Inotek was founded in 1996 at the Cincinnati Children's Hospital by company CEO Andrew Salzman, Chief Scientific Officer Csaba Szabo, and Executive Vice President of Chemistry Garry Southan. In 1998, the company moved to Beverly, Mass., where it employs 60 people. It has kept a low profile since inception, surviving mainly on government grants instead of private investments. Since inception, it has received grants in excess of $35 million.
"So it's been a company that has been predominantly focused on developing the science first and not a lot of focus on financial markets or pharmaceutical partnerships," Walsh said. "That's changing very dramatically with the development pipeline moving to where it is."
Going forward, the company has a strategy to keep all of its products in-house, when possible. It may have to seek partners for certain large indications.
"Some indications are made for a small biotech company to build a small sales force," Walsh said. "Others are certainly not."
In connection with the Series A financing, Jerry Karabelas, a partner of Care Capital, and Mark Leschly, a managing partner of Rho Ventures, joined the company's board.
Affymax Extends Series C Round
The $20 million raised by Palo Alto, Calif.-based Affymax is an extension to a Series C financing begun last June, bringing the total raised to $40 million.
"It's going to enable us to file our first [investigational new drug application] for our first product, called Hematide, and it's also going to allow us to get our second product on an IND tract," said Affymax's president and CEO, Arlene Morris.
Hematide is a peptide that stimulates the production of red blood cells, mimicking erythropoietin. The company plans to study Hematide for two indications: renal failure and as a supportive therapy of cancer.
The second product Affymax could move into the clinic is its granulocyte-colony stimulating factor (G-CSF) agonist to enhance white blood cell formation. That product also would be studied as a supportive cancer therapy.
The company expects to file the IND for Hematide by the third quarter of this year, and the IND for G-CSF agonist sometime in 2005. The latest $20 million raised will last the company at least that long, Morris said.
Affymax raised $20 million last June when its Series C financing began. At that time, the company said it intended to file an IND for Hematide toward the end of 2003. It took the company a year longer than expected because it switched to a different molecule that showed better data, said Morris, who came on as CEO in July. (See BioWorld Today, June 30, 2003.)
Affymax has a third preclinical program involving a TRAIL R2 agonist to treat a range of cancers.
"We have some early stage leads, but not yet an IND candidate," Morris said.
The company plans to bring its products into the clinic on its own, with expectations to partner the products later.
"At some point we will look to partner Hematide as soon as we have sufficient clinical data and realize the value of it," Morris said.
Affymax's roots stem back to 1988 when it was called Affymax NV. GlaxoSmithKline plc, of London, purchased the company for $500 million in 1995. GSK spun the company back out in 2001. (See BioWorld Today, Aug. 2, 2001.)
In preclinical studies, Affymax has demonstrated improved efficacy and stability with Hematide, as compared with recombinant protein products.
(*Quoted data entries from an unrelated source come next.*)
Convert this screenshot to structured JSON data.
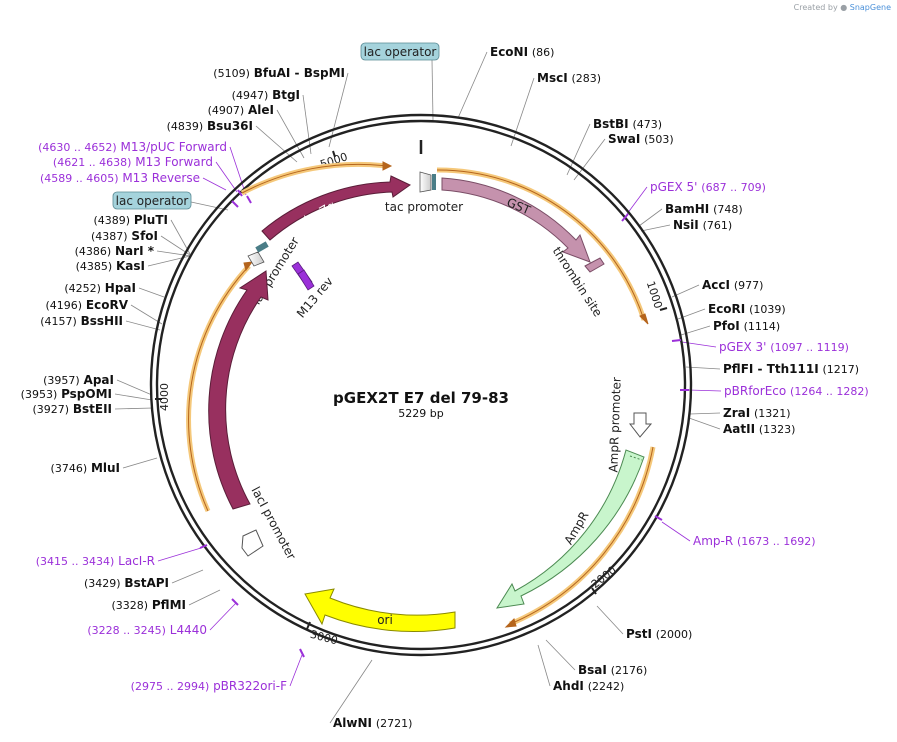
{
  "credit": {
    "prefix": "Created by",
    "brand": "SnapGene"
  },
  "plasmid": {
    "name": "pGEX2T E7 del 79-83",
    "size_label": "5229 bp",
    "length": 5229
  },
  "colors": {
    "backbone": "#222222",
    "primer": "#9b30d9",
    "lacZa": "#98305f",
    "lacI": "#98305f",
    "GST": "#c592ad",
    "ampR": "#c8f5cc",
    "ori": "#ffff00",
    "orf_highlight": "#f5c87a",
    "operator_fill": "#a5d3dc",
    "promoter_fill": "#ffffff",
    "primer_label": "#9b30d9"
  },
  "ticks": [
    {
      "label": "5000"
    },
    {
      "label": "1000"
    },
    {
      "label": "2000"
    },
    {
      "label": "3000"
    },
    {
      "label": "4000"
    }
  ],
  "features": [
    {
      "name": "GST",
      "label": "GST"
    },
    {
      "name": "thrombin",
      "label": "thrombin site"
    },
    {
      "name": "ampr",
      "label": "AmpR"
    },
    {
      "name": "ampr_promoter",
      "label": "AmpR promoter"
    },
    {
      "name": "ori",
      "label": "ori"
    },
    {
      "name": "lacI",
      "label": "lacI"
    },
    {
      "name": "lacI_promoter",
      "label": "lacI promoter"
    },
    {
      "name": "lacZa",
      "label": "lacZα"
    },
    {
      "name": "lac_promoter",
      "label": "lac promoter"
    },
    {
      "name": "tac_promoter",
      "label": "tac promoter"
    },
    {
      "name": "m13_rev",
      "label": "M13 rev"
    }
  ],
  "operators": [
    {
      "label": "lac operator"
    },
    {
      "label": "lac operator"
    }
  ],
  "sites": [
    {
      "name": "EcoNI",
      "pos": "(86)"
    },
    {
      "name": "MscI",
      "pos": "(283)"
    },
    {
      "name": "BstBI",
      "pos": "(473)"
    },
    {
      "name": "SwaI",
      "pos": "(503)"
    },
    {
      "name": "pGEX 5'",
      "pos": "(687 .. 709)",
      "primer": true
    },
    {
      "name": "BamHI",
      "pos": "(748)"
    },
    {
      "name": "NsiI",
      "pos": "(761)"
    },
    {
      "name": "AccI",
      "pos": "(977)"
    },
    {
      "name": "EcoRI",
      "pos": "(1039)"
    },
    {
      "name": "PfoI",
      "pos": "(1114)"
    },
    {
      "name": "pGEX 3'",
      "pos": "(1097 .. 1119)",
      "primer": true
    },
    {
      "name": "PflFI  - Tth111I",
      "pos": "(1217)"
    },
    {
      "name": "pBRforEco",
      "pos": "(1264 .. 1282)",
      "primer": true
    },
    {
      "name": "ZraI",
      "pos": "(1321)"
    },
    {
      "name": "AatII",
      "pos": "(1323)"
    },
    {
      "name": "Amp-R",
      "pos": "(1673 .. 1692)",
      "primer": true
    },
    {
      "name": "PstI",
      "pos": "(2000)"
    },
    {
      "name": "BsaI",
      "pos": "(2176)"
    },
    {
      "name": "AhdI",
      "pos": "(2242)"
    },
    {
      "name": "AlwNI",
      "pos": "(2721)"
    },
    {
      "name": "pBR322ori-F",
      "pos": "(2975 .. 2994)",
      "primer": true
    },
    {
      "name": "L4440",
      "pos": "(3228 .. 3245)",
      "primer": true
    },
    {
      "name": "PflMI",
      "pos": "(3328)"
    },
    {
      "name": "BstAPI",
      "pos": "(3429)"
    },
    {
      "name": "LacI-R",
      "pos": "(3415 .. 3434)",
      "primer": true
    },
    {
      "name": "MluI",
      "pos": "(3746)"
    },
    {
      "name": "BstEII",
      "pos": "(3927)"
    },
    {
      "name": "PspOMI",
      "pos": "(3953)"
    },
    {
      "name": "ApaI",
      "pos": "(3957)"
    },
    {
      "name": "BssHII",
      "pos": "(4157)"
    },
    {
      "name": "EcoRV",
      "pos": "(4196)"
    },
    {
      "name": "HpaI",
      "pos": "(4252)"
    },
    {
      "name": "KasI",
      "pos": "(4385)"
    },
    {
      "name": "NarI *",
      "pos": "(4386)"
    },
    {
      "name": "SfoI",
      "pos": "(4387)"
    },
    {
      "name": "PluTI",
      "pos": "(4389)"
    },
    {
      "name": "M13 Reverse",
      "pos": "(4589 .. 4605)",
      "primer": true
    },
    {
      "name": "M13 Forward",
      "pos": "(4621 .. 4638)",
      "primer": true
    },
    {
      "name": "M13/pUC Forward",
      "pos": "(4630 .. 4652)",
      "primer": true
    },
    {
      "name": "Bsu36I",
      "pos": "(4839)"
    },
    {
      "name": "AleI",
      "pos": "(4907)"
    },
    {
      "name": "BtgI",
      "pos": "(4947)"
    },
    {
      "name": "BfuAI  - BspMI",
      "pos": "(5109)"
    }
  ]
}
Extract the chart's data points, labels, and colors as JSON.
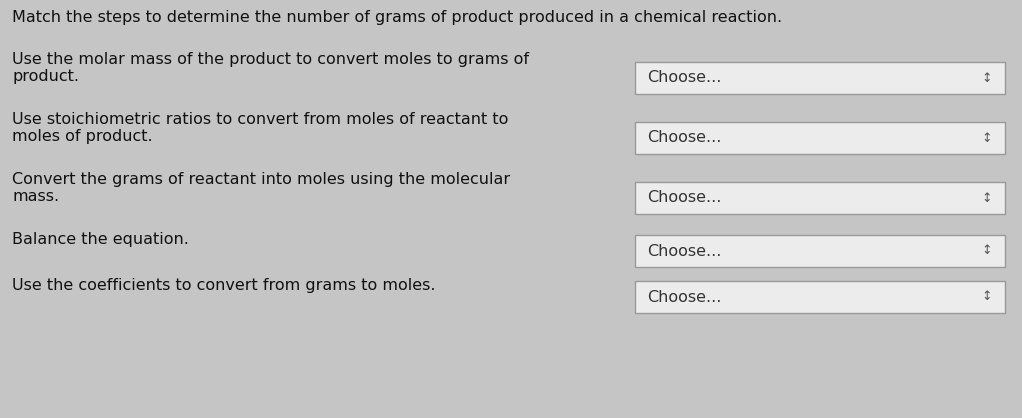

The company believes its peptides have several advantages to protein therapeutics. They reduce immunogenicity, improve dosing convenience, can be stored at room temperature and are easily manufactured.
New York-based Bear Stearns Health Innoventures led the Series C financing round extension. Existing investors London-based Apax Partners, and MPM Capital and Sprout Group, both of New York, also participated. As part of the Series C financing, the company appointed Elizabeth Czerepak, a managing partner of Bear Stearns, to its board.